Antônio Augusto Souto
Não faz muito, meninos, eu vi revoada de garças brancas, rasante e em lição de geometria, sobre as águas plácidas do lago do Remanso.
A impressão que tive, no instante, foi de que elas empurravam e, ao mesmo tempo, rebocavam. Empurravam, silenciosas e disciplinadas, o que restava de mais um dia; rebocavam, garbosas e incansáveis, o início de uma noite fria.
O espetáculo durou um átimo. Apenas o suficiente para que se imprimisse, no lusco-fusco impressionista, uma tela que Claude Monet, com certeza, assinaria: a fluidez da brisa leve, a graça de um mimo e a beleza que existe, num momento triste.

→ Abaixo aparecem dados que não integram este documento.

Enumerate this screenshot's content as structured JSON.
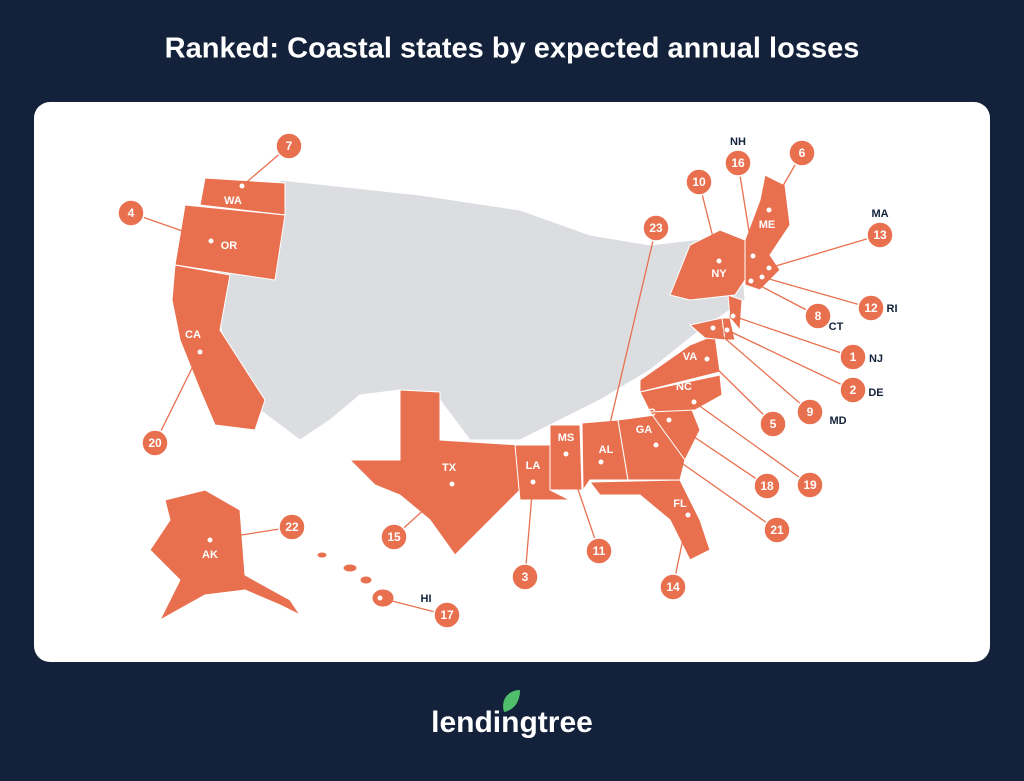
{
  "header": {
    "title": "Ranked: Coastal states by expected annual losses"
  },
  "states": [
    {
      "abbr": "WA",
      "rank": 7
    },
    {
      "abbr": "OR",
      "rank": 4
    },
    {
      "abbr": "CA",
      "rank": 20
    },
    {
      "abbr": "AK",
      "rank": 22
    },
    {
      "abbr": "HI",
      "rank": 17
    },
    {
      "abbr": "TX",
      "rank": 15
    },
    {
      "abbr": "LA",
      "rank": 3
    },
    {
      "abbr": "MS",
      "rank": 11
    },
    {
      "abbr": "AL",
      "rank": 23
    },
    {
      "abbr": "FL",
      "rank": 14
    },
    {
      "abbr": "GA",
      "rank": 21
    },
    {
      "abbr": "SC",
      "rank": 18
    },
    {
      "abbr": "NC",
      "rank": 19
    },
    {
      "abbr": "VA",
      "rank": 5
    },
    {
      "abbr": "MD",
      "rank": 9
    },
    {
      "abbr": "DE",
      "rank": 2
    },
    {
      "abbr": "NJ",
      "rank": 1
    },
    {
      "abbr": "NY",
      "rank": 10
    },
    {
      "abbr": "CT",
      "rank": 8
    },
    {
      "abbr": "RI",
      "rank": 12
    },
    {
      "abbr": "MA",
      "rank": 13
    },
    {
      "abbr": "NH",
      "rank": 16
    },
    {
      "abbr": "ME",
      "rank": 6
    }
  ],
  "footer": {
    "logo": "lendingtree"
  }
}
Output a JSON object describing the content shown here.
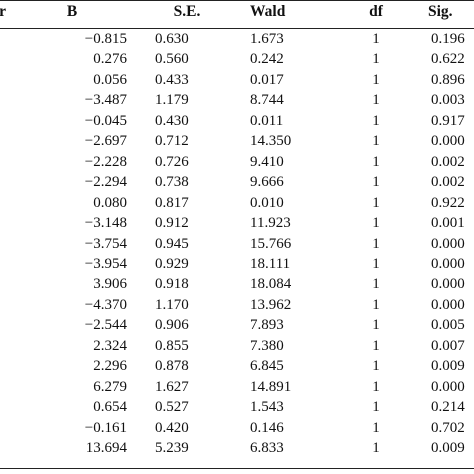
{
  "table": {
    "headers": {
      "variable": "r",
      "b": "B",
      "se": "S.E.",
      "wald": "Wald",
      "df": "df",
      "sig": "Sig."
    },
    "rows": [
      {
        "b": "−0.815",
        "se": "0.630",
        "wald": "1.673",
        "df": "1",
        "sig": "0.196"
      },
      {
        "b": "0.276",
        "se": "0.560",
        "wald": "0.242",
        "df": "1",
        "sig": "0.622"
      },
      {
        "b": "0.056",
        "se": "0.433",
        "wald": "0.017",
        "df": "1",
        "sig": "0.896"
      },
      {
        "b": "−3.487",
        "se": "1.179",
        "wald": "8.744",
        "df": "1",
        "sig": "0.003"
      },
      {
        "b": "−0.045",
        "se": "0.430",
        "wald": "0.011",
        "df": "1",
        "sig": "0.917"
      },
      {
        "b": "−2.697",
        "se": "0.712",
        "wald": "14.350",
        "df": "1",
        "sig": "0.000"
      },
      {
        "b": "−2.228",
        "se": "0.726",
        "wald": "9.410",
        "df": "1",
        "sig": "0.002"
      },
      {
        "b": "−2.294",
        "se": "0.738",
        "wald": "9.666",
        "df": "1",
        "sig": "0.002"
      },
      {
        "b": "0.080",
        "se": "0.817",
        "wald": "0.010",
        "df": "1",
        "sig": "0.922"
      },
      {
        "b": "−3.148",
        "se": "0.912",
        "wald": "11.923",
        "df": "1",
        "sig": "0.001"
      },
      {
        "b": "−3.754",
        "se": "0.945",
        "wald": "15.766",
        "df": "1",
        "sig": "0.000"
      },
      {
        "b": "−3.954",
        "se": "0.929",
        "wald": "18.111",
        "df": "1",
        "sig": "0.000"
      },
      {
        "b": "3.906",
        "se": "0.918",
        "wald": "18.084",
        "df": "1",
        "sig": "0.000"
      },
      {
        "b": "−4.370",
        "se": "1.170",
        "wald": "13.962",
        "df": "1",
        "sig": "0.000"
      },
      {
        "b": "−2.544",
        "se": "0.906",
        "wald": "7.893",
        "df": "1",
        "sig": "0.005"
      },
      {
        "b": "2.324",
        "se": "0.855",
        "wald": "7.380",
        "df": "1",
        "sig": "0.007"
      },
      {
        "b": "2.296",
        "se": "0.878",
        "wald": "6.845",
        "df": "1",
        "sig": "0.009"
      },
      {
        "b": "6.279",
        "se": "1.627",
        "wald": "14.891",
        "df": "1",
        "sig": "0.000"
      },
      {
        "b": "0.654",
        "se": "0.527",
        "wald": "1.543",
        "df": "1",
        "sig": "0.214"
      },
      {
        "b": "−0.161",
        "se": "0.420",
        "wald": "0.146",
        "df": "1",
        "sig": "0.702"
      },
      {
        "b": "13.694",
        "se": "5.239",
        "wald": "6.833",
        "df": "1",
        "sig": "0.009"
      }
    ]
  }
}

Senti inveja dos pintores. Eu, que não sou capaz de manejar pincéis e misturar cores! No entanto, como gostaria de registrar, em aquarela, aquele flagrante, aquela imagem retremida e bela!

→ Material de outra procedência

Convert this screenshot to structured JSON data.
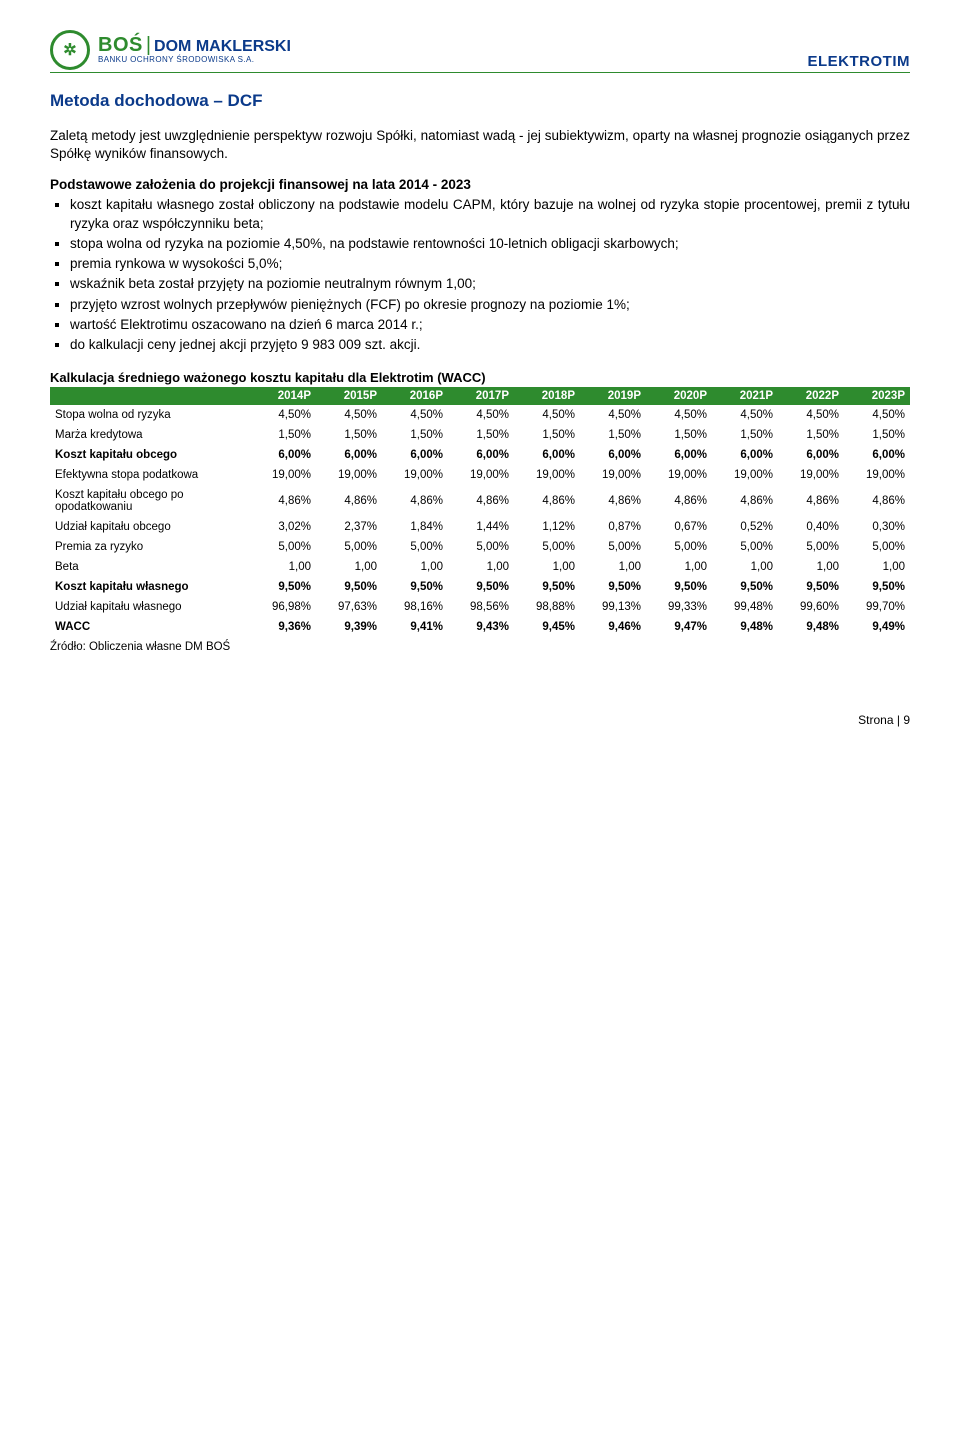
{
  "header": {
    "logo_bos": "BOŚ",
    "logo_dm": "DOM MAKLERSKI",
    "logo_sub": "BANKU OCHRONY ŚRODOWISKA S.A.",
    "brand": "ELEKTROTIM"
  },
  "section_title": "Metoda dochodowa – DCF",
  "intro": "Zaletą metody jest uwzględnienie perspektyw rozwoju Spółki, natomiast wadą - jej subiektywizm, oparty na własnej prognozie osiąganych przez Spółkę wyników finansowych.",
  "assumptions_title": "Podstawowe założenia do projekcji finansowej na lata 2014 - 2023",
  "assumptions": [
    "koszt kapitału własnego został obliczony na podstawie modelu CAPM, który bazuje na wolnej od ryzyka stopie procentowej, premii z tytułu ryzyka oraz współczynniku beta;",
    "stopa wolna od ryzyka na poziomie 4,50%, na podstawie rentowności 10-letnich obligacji skarbowych;",
    "premia rynkowa w wysokości 5,0%;",
    "wskaźnik beta został przyjęty na poziomie neutralnym równym 1,00;",
    "przyjęto wzrost wolnych przepływów pieniężnych (FCF) po okresie prognozy na poziomie 1%;",
    "wartość Elektrotimu oszacowano na dzień 6 marca 2014 r.;",
    "do kalkulacji ceny jednej akcji przyjęto 9 983 009 szt. akcji."
  ],
  "table": {
    "title": "Kalkulacja średniego ważonego kosztu kapitału dla Elektrotim (WACC)",
    "header_bg": "#2e8b2e",
    "header_color": "#ffffff",
    "font_size": 11.5,
    "columns": [
      "",
      "2014P",
      "2015P",
      "2016P",
      "2017P",
      "2018P",
      "2019P",
      "2020P",
      "2021P",
      "2022P",
      "2023P"
    ],
    "rows": [
      {
        "label": "Stopa wolna od ryzyka",
        "vals": [
          "4,50%",
          "4,50%",
          "4,50%",
          "4,50%",
          "4,50%",
          "4,50%",
          "4,50%",
          "4,50%",
          "4,50%",
          "4,50%"
        ],
        "bold": false
      },
      {
        "label": "Marża kredytowa",
        "vals": [
          "1,50%",
          "1,50%",
          "1,50%",
          "1,50%",
          "1,50%",
          "1,50%",
          "1,50%",
          "1,50%",
          "1,50%",
          "1,50%"
        ],
        "bold": false
      },
      {
        "label": "Koszt kapitału obcego",
        "vals": [
          "6,00%",
          "6,00%",
          "6,00%",
          "6,00%",
          "6,00%",
          "6,00%",
          "6,00%",
          "6,00%",
          "6,00%",
          "6,00%"
        ],
        "bold": true
      },
      {
        "label": "Efektywna stopa podatkowa",
        "vals": [
          "19,00%",
          "19,00%",
          "19,00%",
          "19,00%",
          "19,00%",
          "19,00%",
          "19,00%",
          "19,00%",
          "19,00%",
          "19,00%"
        ],
        "bold": false
      },
      {
        "label": "Koszt kapitału obcego po opodatkowaniu",
        "vals": [
          "4,86%",
          "4,86%",
          "4,86%",
          "4,86%",
          "4,86%",
          "4,86%",
          "4,86%",
          "4,86%",
          "4,86%",
          "4,86%"
        ],
        "bold": false
      },
      {
        "label": "Udział kapitału obcego",
        "vals": [
          "3,02%",
          "2,37%",
          "1,84%",
          "1,44%",
          "1,12%",
          "0,87%",
          "0,67%",
          "0,52%",
          "0,40%",
          "0,30%"
        ],
        "bold": false
      },
      {
        "label": "Premia za ryzyko",
        "vals": [
          "5,00%",
          "5,00%",
          "5,00%",
          "5,00%",
          "5,00%",
          "5,00%",
          "5,00%",
          "5,00%",
          "5,00%",
          "5,00%"
        ],
        "bold": false
      },
      {
        "label": "Beta",
        "vals": [
          "1,00",
          "1,00",
          "1,00",
          "1,00",
          "1,00",
          "1,00",
          "1,00",
          "1,00",
          "1,00",
          "1,00"
        ],
        "bold": false
      },
      {
        "label": "Koszt kapitału własnego",
        "vals": [
          "9,50%",
          "9,50%",
          "9,50%",
          "9,50%",
          "9,50%",
          "9,50%",
          "9,50%",
          "9,50%",
          "9,50%",
          "9,50%"
        ],
        "bold": true
      },
      {
        "label": "Udział kapitału własnego",
        "vals": [
          "96,98%",
          "97,63%",
          "98,16%",
          "98,56%",
          "98,88%",
          "99,13%",
          "99,33%",
          "99,48%",
          "99,60%",
          "99,70%"
        ],
        "bold": false
      },
      {
        "label": "WACC",
        "vals": [
          "9,36%",
          "9,39%",
          "9,41%",
          "9,43%",
          "9,45%",
          "9,46%",
          "9,47%",
          "9,48%",
          "9,48%",
          "9,49%"
        ],
        "bold": true
      }
    ],
    "source": "Źródło: Obliczenia własne DM BOŚ"
  },
  "footer": "Strona | 9"
}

Ao fim da revoada, o Remanso escureceu, como se se fechassem as cortinas de um palco de magia. Impulso me pôs de pé e bati palmas, imaginando aplauso demorado de centenas de pessoas, todas absolutamente encantadas, como eu.
Ainda bem que eu estava sozinho e ninguém me viu. Dei graças a Deus, por não ter que me explicar.
Remanso, leitora querida, é o nome com que batizei o lugar aonde vou, sempre que posso e a saudade aperta, reencontrar um pessoalzinho que é dono de metade do meu coração. Fica a 542 quilômetros da minha garagem, no condomínio chamado Quintas do Lago, entre os municípios de Cláudio e Carmo do Cajuru. O lago é formado pelo rio Pará, que é grande, bonito e limpo. A propósito, no trajeto de ida, passa-se sobre ele três vezes. Na primeira, logo depois de Pompéu, suas águas já apresentam sinais de poluição.
Depois do show das garças, estive lá, em mais três ocasiões. Em nenhuma delas, as danadinhas apareceram estou apostando que elas não estavam a fim de dar colher de chá a um aprendiz de poesia.
Na última vez, encontrei-me com artista plástica amiga de Clarissa. Levei-a ao meu ponto de observação e narrei-lhe o que vira. Falei o pouco que sabia de Impressionismo, das outras vanguardas européias do início do século passado e de pintura, em geral. Confessei-lhe a inveja que sinto dos iluminados que conseguem criar e recriar imagens, manejando pincéis e misturando cores.
Ela quis saber se eu, por acaso, já havia tentado pintar qualquer coisa. Respondi que não, que o máximo que já realizei, nesse sentido, foi tentativa de pintar, com rolinho, uma parede da biblioteca. Só uma, pois não gostei da experiência e deixei as outras à disposição do pintor. A propósito, enquanto eu me atrapalhava com o rolinho e me lambuzava de tinta, o cara me olhava e ria.
Ouvi palavras generosas e a sugestão explícita: tente.
- Arte, Antônio (não falou “seu” que abomino), qualquer arte, seja pintura, seja poesia ou música, exige 80% de sensibilidade e 20% de habilidade. A habilidade se adquire, com treinamento e disciplina. A sensibilidade nasce com a pessoa. Tente. Para ajudá-lo, no início, conte comigo.
Prometi pensar no assunto.
P.S. Falei que não gosto de ser chamado de “seu” Antônio. É verdade. Prefiro que me chamem por Antônio, Antônio Augusto ou Tone. Também dispenso doutor ou professor.